18 августа 1955. Котлас. Речной вокзал. 16-го вечером прибыли опять на пристань Печору, на ее пески, сосновый берег, в ее гостиницу. Удалось получить билеты на поезд и добраться благополучно со всем нашим багажом на железнодорожную станцию. По улицам и просекам молодого города-новостройки ехали мы к поезду, оглядываясь направо и налево. Вдали синела на прощанье тайбола, за спиной уходила к покинутой нами Усть-Цыльме суровая, великолепная в своей дикой мощи Печора… В 10.40 выехали в Котлас, где и оказались сегодня в два часа дня. Поезд на Ленинград шел 19-го. По нашей телеграмме нам были оставлены последние пять купированных мест. Уладив свои дела на вокзале, мы пошли промышлять ночлег. К счастью догадались пойти не в переполненную городскую гостиницу, а на Морской вокзал. Хотя мы были пассажиры сухопутные, нас встретили ласково и дали один большой номер на всex. Мы сдали вещи на хранение и отправились смотреть город. Северная Двина тут очень хороша. Закат был тихий, теплый, розовый, вечер жаркий. Морской вокзал стоит на высоком берегу. Еще совсем недавно тут просто стояли деревянные лавочки, на которых публика ожидала парохода - иногда сутками... О Морском вокзале тогда и не мечталось! Котлас - оживленный узловой пункт с большим движением по Двине и по железной дороге. Поезда идут отсюда на Москву, на Ленинград, на Воркуту и в Закарпатье. Город очень pаcтет, ничего традиционно-фольклорного в нем, конечно, нет. Но нам достаточно: мы записали свыше тысячи текстов больше трехсот напевов, послали домой две больших посылки с деревянными поделками и печорскими костюмами да еще и с собой везем целые горы...
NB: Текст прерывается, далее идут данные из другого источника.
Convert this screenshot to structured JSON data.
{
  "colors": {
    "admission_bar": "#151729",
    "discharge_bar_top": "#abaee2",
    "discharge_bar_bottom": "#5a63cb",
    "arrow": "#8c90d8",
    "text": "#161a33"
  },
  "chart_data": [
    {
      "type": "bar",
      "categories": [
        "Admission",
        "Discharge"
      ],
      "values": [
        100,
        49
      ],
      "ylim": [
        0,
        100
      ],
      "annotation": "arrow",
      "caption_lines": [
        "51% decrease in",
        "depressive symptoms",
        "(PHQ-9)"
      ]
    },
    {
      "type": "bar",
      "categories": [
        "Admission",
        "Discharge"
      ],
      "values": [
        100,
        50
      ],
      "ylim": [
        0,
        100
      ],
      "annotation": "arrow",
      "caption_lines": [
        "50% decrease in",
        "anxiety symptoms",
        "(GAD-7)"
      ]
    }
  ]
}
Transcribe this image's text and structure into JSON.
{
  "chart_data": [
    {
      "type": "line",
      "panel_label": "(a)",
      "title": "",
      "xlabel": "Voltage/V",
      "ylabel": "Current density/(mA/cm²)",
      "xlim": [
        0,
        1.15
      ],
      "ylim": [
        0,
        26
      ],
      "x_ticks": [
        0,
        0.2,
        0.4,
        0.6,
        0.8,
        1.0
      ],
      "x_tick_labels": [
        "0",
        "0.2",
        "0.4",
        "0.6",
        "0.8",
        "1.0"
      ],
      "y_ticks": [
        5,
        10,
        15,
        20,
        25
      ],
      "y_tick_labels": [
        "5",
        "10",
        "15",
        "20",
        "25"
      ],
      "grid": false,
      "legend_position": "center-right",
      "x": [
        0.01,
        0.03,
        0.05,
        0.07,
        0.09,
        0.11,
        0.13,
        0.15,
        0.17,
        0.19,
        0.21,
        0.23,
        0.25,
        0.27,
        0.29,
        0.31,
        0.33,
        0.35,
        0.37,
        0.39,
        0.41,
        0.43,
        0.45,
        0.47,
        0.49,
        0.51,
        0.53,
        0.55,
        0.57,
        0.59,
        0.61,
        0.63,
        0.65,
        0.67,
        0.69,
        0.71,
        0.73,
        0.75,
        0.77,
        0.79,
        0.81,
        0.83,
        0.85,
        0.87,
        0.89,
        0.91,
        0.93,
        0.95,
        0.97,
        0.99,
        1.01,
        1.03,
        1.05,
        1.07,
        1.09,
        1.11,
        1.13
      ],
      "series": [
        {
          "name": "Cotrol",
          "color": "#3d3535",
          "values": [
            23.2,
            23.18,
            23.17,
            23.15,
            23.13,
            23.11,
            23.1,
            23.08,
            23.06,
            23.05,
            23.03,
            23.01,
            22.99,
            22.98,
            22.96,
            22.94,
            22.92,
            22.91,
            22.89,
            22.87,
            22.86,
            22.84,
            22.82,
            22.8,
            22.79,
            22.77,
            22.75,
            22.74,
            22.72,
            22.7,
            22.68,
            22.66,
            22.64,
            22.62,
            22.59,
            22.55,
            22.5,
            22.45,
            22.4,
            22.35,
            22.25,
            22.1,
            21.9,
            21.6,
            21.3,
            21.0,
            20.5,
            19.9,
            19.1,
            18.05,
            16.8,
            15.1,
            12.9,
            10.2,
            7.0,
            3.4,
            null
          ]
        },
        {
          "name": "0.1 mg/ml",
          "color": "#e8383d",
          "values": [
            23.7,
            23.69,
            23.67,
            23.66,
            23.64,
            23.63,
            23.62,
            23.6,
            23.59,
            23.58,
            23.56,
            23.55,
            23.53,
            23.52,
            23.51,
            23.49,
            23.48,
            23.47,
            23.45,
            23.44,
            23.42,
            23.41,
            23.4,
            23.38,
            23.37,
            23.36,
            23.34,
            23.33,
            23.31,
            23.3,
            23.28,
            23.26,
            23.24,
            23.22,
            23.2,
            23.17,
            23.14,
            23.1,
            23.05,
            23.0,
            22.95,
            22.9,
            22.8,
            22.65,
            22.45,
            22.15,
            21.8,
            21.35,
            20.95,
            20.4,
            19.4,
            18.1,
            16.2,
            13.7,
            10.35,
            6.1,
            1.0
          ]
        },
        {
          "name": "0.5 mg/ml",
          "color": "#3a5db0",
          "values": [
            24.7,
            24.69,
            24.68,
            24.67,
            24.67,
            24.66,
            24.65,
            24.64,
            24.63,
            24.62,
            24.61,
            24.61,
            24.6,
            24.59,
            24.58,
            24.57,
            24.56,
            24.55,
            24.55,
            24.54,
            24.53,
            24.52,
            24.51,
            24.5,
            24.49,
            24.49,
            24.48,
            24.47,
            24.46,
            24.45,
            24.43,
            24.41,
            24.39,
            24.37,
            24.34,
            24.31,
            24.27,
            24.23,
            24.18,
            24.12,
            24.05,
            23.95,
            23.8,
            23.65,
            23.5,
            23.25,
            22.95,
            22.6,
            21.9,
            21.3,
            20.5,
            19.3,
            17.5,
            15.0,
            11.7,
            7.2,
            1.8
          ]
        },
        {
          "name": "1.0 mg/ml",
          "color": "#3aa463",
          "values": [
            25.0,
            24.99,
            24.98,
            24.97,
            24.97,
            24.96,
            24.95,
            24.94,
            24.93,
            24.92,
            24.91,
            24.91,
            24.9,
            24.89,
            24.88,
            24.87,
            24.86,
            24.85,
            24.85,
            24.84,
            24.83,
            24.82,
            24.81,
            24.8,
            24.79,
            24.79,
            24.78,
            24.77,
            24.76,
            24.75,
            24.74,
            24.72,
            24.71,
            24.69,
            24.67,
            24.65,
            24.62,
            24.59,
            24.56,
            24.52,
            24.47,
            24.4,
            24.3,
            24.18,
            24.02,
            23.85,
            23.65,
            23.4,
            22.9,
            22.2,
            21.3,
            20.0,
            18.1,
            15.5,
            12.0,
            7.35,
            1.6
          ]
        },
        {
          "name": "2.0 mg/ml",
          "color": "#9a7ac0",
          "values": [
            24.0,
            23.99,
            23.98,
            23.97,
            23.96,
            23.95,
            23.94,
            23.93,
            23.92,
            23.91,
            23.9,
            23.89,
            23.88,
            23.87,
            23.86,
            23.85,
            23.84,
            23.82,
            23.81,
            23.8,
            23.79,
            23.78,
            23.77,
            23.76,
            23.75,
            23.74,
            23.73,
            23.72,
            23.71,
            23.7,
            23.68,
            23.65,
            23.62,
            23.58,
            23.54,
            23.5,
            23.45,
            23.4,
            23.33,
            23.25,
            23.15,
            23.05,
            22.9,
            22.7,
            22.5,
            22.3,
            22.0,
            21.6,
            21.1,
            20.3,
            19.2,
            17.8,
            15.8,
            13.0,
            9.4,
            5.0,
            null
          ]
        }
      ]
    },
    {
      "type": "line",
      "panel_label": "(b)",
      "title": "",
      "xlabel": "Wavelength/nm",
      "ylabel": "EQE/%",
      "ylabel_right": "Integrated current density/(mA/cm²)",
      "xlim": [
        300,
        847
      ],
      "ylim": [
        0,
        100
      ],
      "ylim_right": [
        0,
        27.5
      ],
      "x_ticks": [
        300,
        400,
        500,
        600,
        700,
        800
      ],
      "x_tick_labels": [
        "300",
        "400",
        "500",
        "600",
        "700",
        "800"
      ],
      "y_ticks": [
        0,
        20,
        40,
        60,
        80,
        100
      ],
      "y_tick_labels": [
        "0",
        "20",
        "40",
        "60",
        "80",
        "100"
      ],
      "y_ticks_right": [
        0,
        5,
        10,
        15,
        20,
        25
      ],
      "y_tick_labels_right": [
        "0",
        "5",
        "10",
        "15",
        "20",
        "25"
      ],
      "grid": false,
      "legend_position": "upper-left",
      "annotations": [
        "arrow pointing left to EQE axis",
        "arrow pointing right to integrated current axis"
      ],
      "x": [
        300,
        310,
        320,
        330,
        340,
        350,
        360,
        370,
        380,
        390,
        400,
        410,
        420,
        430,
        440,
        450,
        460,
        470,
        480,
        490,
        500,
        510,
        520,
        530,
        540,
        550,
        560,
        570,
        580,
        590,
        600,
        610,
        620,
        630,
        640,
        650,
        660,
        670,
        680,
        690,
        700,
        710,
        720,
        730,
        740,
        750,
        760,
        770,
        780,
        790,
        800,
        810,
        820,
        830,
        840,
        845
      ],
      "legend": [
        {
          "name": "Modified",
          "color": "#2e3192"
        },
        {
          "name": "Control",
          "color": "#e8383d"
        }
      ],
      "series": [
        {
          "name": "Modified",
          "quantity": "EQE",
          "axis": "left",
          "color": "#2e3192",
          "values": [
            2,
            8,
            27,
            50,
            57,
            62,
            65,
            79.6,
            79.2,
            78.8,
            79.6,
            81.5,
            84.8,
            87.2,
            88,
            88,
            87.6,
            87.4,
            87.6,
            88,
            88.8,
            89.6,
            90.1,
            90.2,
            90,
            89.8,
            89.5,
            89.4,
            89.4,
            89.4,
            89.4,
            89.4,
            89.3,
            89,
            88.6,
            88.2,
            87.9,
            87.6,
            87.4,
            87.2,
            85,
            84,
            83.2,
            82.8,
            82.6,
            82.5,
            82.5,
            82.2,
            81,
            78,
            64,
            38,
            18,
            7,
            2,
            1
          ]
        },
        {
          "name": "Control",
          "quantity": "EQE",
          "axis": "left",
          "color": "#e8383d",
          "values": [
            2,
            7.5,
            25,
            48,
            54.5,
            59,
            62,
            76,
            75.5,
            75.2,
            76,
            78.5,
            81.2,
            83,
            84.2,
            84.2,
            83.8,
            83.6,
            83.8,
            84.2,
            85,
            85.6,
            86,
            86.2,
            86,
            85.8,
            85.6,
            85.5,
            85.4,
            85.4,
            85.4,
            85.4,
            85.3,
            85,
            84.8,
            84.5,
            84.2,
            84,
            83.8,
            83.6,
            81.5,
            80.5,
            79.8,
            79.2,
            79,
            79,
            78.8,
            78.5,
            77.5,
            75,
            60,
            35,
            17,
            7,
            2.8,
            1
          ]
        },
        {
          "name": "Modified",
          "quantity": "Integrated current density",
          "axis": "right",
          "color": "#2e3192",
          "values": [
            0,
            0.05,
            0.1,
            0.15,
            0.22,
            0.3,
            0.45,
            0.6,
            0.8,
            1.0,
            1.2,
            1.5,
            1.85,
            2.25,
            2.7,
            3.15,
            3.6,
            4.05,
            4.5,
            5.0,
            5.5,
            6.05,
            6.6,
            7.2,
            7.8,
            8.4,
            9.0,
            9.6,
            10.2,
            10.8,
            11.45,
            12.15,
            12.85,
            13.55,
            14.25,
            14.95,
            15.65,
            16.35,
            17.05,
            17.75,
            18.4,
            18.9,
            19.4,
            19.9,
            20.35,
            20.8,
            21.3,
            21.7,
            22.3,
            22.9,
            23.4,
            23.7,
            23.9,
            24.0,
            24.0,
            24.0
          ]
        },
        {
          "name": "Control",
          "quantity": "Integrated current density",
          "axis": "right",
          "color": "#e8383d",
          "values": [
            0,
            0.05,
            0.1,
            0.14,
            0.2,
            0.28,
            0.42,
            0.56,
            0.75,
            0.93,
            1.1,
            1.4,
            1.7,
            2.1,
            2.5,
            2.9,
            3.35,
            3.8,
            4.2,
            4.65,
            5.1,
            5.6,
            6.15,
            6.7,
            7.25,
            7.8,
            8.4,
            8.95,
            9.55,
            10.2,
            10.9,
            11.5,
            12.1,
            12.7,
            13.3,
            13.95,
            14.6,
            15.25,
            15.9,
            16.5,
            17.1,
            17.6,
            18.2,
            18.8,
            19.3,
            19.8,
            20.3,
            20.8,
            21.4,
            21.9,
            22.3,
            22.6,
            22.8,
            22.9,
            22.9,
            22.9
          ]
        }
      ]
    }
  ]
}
19 августа 1955. Котлас. Берег Северной Двины. С утра ходили по городу, оглядывая его истараясь вникнуть в его жизнь и быт. Потом переправились через Двину на левый берег и сидим сейчас на прекрасном пляже. Купанье – исключительное, день жаркий, экспедиция закончена успешно и вечером - последний поезд домой. Чего еще нужно человеку для полного счастья? Только того, чтобы на будущий год начать все нелегкие удовольствия и приключения нашего трудового путешествие с начала!